İKTİDARIN İMKANLARIYLA TANIŞMAK

Bazen yurtdışında, bazen şehirleri gezerken verilen düşünce molaları, bazen de sosyal, siyasal, kültürel meselelere dair molalarda ortaya çıkan yazıların toplandığı kitapta, son dönemdeki toplumsal hastalıklar ve sivil toplum konusuna önemli bir yer veriliyor. Sivil toplum alanında yaşanan değişimin kurumsal olmaktan çok zihinsel olduğunu belirten Halit Bekiroğlu, bunu şöyle açıklıyor: “Cemaatler ve gruplar 90’lı yıllardan itibaren iktidarın imkanlarıyla tanıştılar. Son yıllarda yaşanan ise imkanların ötesinde bizatihi iktidar duygusunun kendisi oldu. Bu durum onları olduklarından farklı ve daha güçlü bir pozisyona getirdi. Henüz zihinsel ve yapısal olarak mecrasını bulamamış cemaat ve grupların önemli bir kısmı bu güç sarhoşluğunun savrulmasını yaşamaktadır. Dolayısıyla sivil toplumculuk aynı zamanda iktidarla ilişki kurmanın da bir aracı olarak görülebilmektedir. Son dönemlerde herkesin her alanda STK açması, bazı alanlarda ise STK faaliyetlerinden kaçınılması, ilişkinin ihtiyaçtan çok güç devşirme ile alakalı olduğu şeklinde yorumlanmaktadır.”

“HER YANIMIZ HAİN DOLU”

Suriye meselesi, İran ve Orta Asya’ya dair yazıların da bulunduğu kitapta Bekiroğlu, tüm İslam dünyasının sanki hainlerle dolu olduğu şeklinde bir paranoyanın yaşandığına dikkat çekerek, bu duruma da “ihanet travması” ismini veriyor. Farklı mezhep ve meşreplerini İslam’ın önüne geçiren grupların birer örgüt gibi hareket eder hale geldiklerini kaydeden Bekiroğlu şunları söylüyor: “İhanet travması gibi bir kavram var mıdır bilmiyorum ama hali pür melalimiz buna benziyor. İslam dünyasını bir bütün olarak görmek yerine belki de bu ruh haliyle bütünlüğe ihanet eden durumuna düşüyoruz. Adeta parçalamak, ayrıştırmak için elimizden ne geliyorsa yapıyoruz.” İhanet travması ile kötü bir oyuna geldiğimizin altını çizen Bekiroğlu, ümmetin alimleri, önderleri, aydınları, cemaatleri ve vakıflarının bu konuyu  daha fazla vakit kaybetmeden masaya yatırmalarını istiyor.

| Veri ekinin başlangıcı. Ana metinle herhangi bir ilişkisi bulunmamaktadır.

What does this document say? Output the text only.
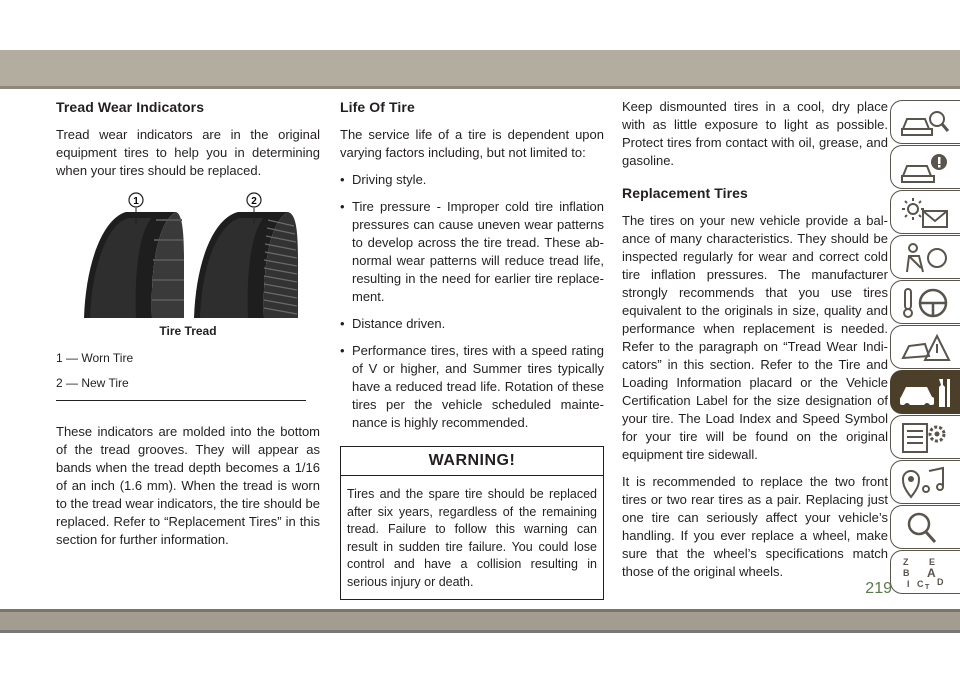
Tread Wear Indicators

Tread wear indicators are in the original equipment tires to help you in determining when your tires should be replaced.

1	2
Tire Tread

1 — Worn Tire

2 — New Tire

These indicators are molded into the bottom of the tread grooves. They will appear as bands when the tread depth becomes a 1/16 of an inch (1.6 mm). When the tread is worn to the tread wear indicators, the tire should be replaced. Refer to “Replacement Tires” in this section for further information.

Life Of Tire

The service life of a tire is dependent upon varying factors including, but not limited to:

• Driving style.
• Tire pressure - Improper cold tire inflation pressures can cause uneven wear patterns to develop across the tire tread. These abnormal wear patterns will reduce tread life, resulting in the need for earlier tire replacement.
• Distance driven.
• Performance tires, tires with a speed rating of V or higher, and Summer tires typically have a reduced tread life. Rotation of these tires per the vehicle scheduled maintenance is highly recommended.
WARNING!
Tires and the spare tire should be replaced after six years, regardless of the remaining tread. Failure to follow this warning can result in sudden tire failure. You could lose control and have a collision resulting in serious injury or death.

Keep dismounted tires in a cool, dry place with as little exposure to light as possible. Protect tires from contact with oil, grease, and gasoline.

Replacement Tires

The tires on your new vehicle provide a balance of many characteristics. They should be inspected regularly for wear and correct cold tire inflation pressures. The manufacturer strongly recommends that you use tires equivalent to the originals in size, quality and performance when replacement is needed. Refer to the paragraph on “Tread Wear Indicators” in this section. Refer to the Tire and Loading Information placard or the Vehicle Certification Label for the size designation of your tire. The Load Index and Speed Symbol for your tire will be found on the original equipment tire sidewall.

It is recommended to replace the two front tires or two rear tires as a pair. Replacing just one tire can seriously affect your vehicle’s handling. If you ever replace a wheel, make sure that the wheel’s specifications match those of the original wheels.

Z E
B A
I C D
T
219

HERKESİ CEHENNEME GÖNDERMEK

Toplumsal hastalıklarımıza dair değinmelerde de bulunan Bekiroğlu, “bizi biz yapan önemli bir derdimiz vardı: İnsanların hidayetine vesile olmak... İnsanların önündeki engelleri kaldırıp cennetlerine yardımcı olmak... Şimdilerde ise; herkesi cehenneme gönderme çabasındayız, hem de en dibine... Nasılsa cennetin bekçisi biziz, kimin cennete ya da cehenneme gideceğine biz karar veririz” ifadelerini kullanıyor. Müslümanın görevinin tebliğ etmek, davet etmek, irşad etmek olduğunu hatırlatan Bekiroğlu şöyle devam ediyor: “Dini ve cenneti tekeline almışçasına etrafa fütursuzca, hoyratça saldıran bizden arkadaşlar; Bu dünya kimseye kalmaz. Ve hiçbirimizin de cennet garantisi yok. Kalbinden tutup cennetin yolunu göstermek için yıllarca çabaladığımız ‘öteki’ni aceleyle cehenneme göndermek için çabalamak acizliğimizdendir, kaçışımızdandır, had bilmezliğimizdendir!”

MASADA KAYIP

Kitabında, “cephede kazanan masada kaybeden bir geleneğin çocuklarıyız” diyerek tespiti yapan Halit Bekiroğlu, toplum olarak küçük ve alt asabiyetlerin kurbanı olduğumuzu, esasa ilişkin tarafgirliğimizi de küçük tarafgirliklere çevirdiğimizi hatırlatıyor. Bekiroğlu şöyle devam ediyor: “Cihat meydanlarına atılıyor ama büyük cihatta tökezleyip düşüyoruz. Tekfir ederek, dışlayarak, niyet sorgulayarak, ihanetle suçlayarak sürekli kendi içimizde düşman üretiyoruz. İhanetlerin en velut topluluğu olmayı ne yapıp edip beceriyoruz. Büyük cihadı başarıp kişisel ve kurumsal nefislerimizi ayaklar altına alamadığımız için fotoğrafın bütününü kaçırıyor, cephede yendiğimiz düşmanın ekmeğine mütemadiyen yağ sürer hale geliyoruz.” 28 Şubatlarda birbiriyle anlaşması en zor derneklerle biraraya gelindiğini ama rahat dönemlerimizde aynı kulvardakilerle dahi buluşmamak için müthiş bir yetenek sergilendiğini belirten Bekiroğlu, “Can damarlarımız olan ilim, amel ve ihlas alanlarında en zor olan kötü gün dostu olmayı başarıyor ama iyi günümüzde, masada, rahatta, iktidarda, sükunette kaybediyoruz” diyor.

 

YOLDAN ÇEKİLİN BEYLER

 

Bir sivil toplum kuruluşunun başkanı olarak önümüzdeki yıl genel başkanlığı bırakacağını her fırsatta açıklayan Halit Bekiroğlu, kitabında “Yoldan çekilin beyler” diyerek diğerlerini de uyarıyor. “Siyasetin statikleşmesi dikkatimizi çeker ve günlerce konuşuruz da kendimize bakmayız. Siyasetçilerin koltuk sevdası ağzımıza pelesenk olur da sivil toplumda koltuk sevdasını görmezlikten geliriz” uyarısını yapan Bekiroğlu, şunları aktarıyor: “Mevkilerin makamların geçiciliğine vurgu yaparız da vakıflarda ve derneklerde on yılları bulan ve hatta aşan başkanlarla ‘hayırlı hizmetler’e devam ederiz. Sivil toplum değişmeden siyasetin değişmeyeceğini bilmezmiş gibi sürekli değişim çağrımızı siyasete, yani göz önünde olana yaparız.”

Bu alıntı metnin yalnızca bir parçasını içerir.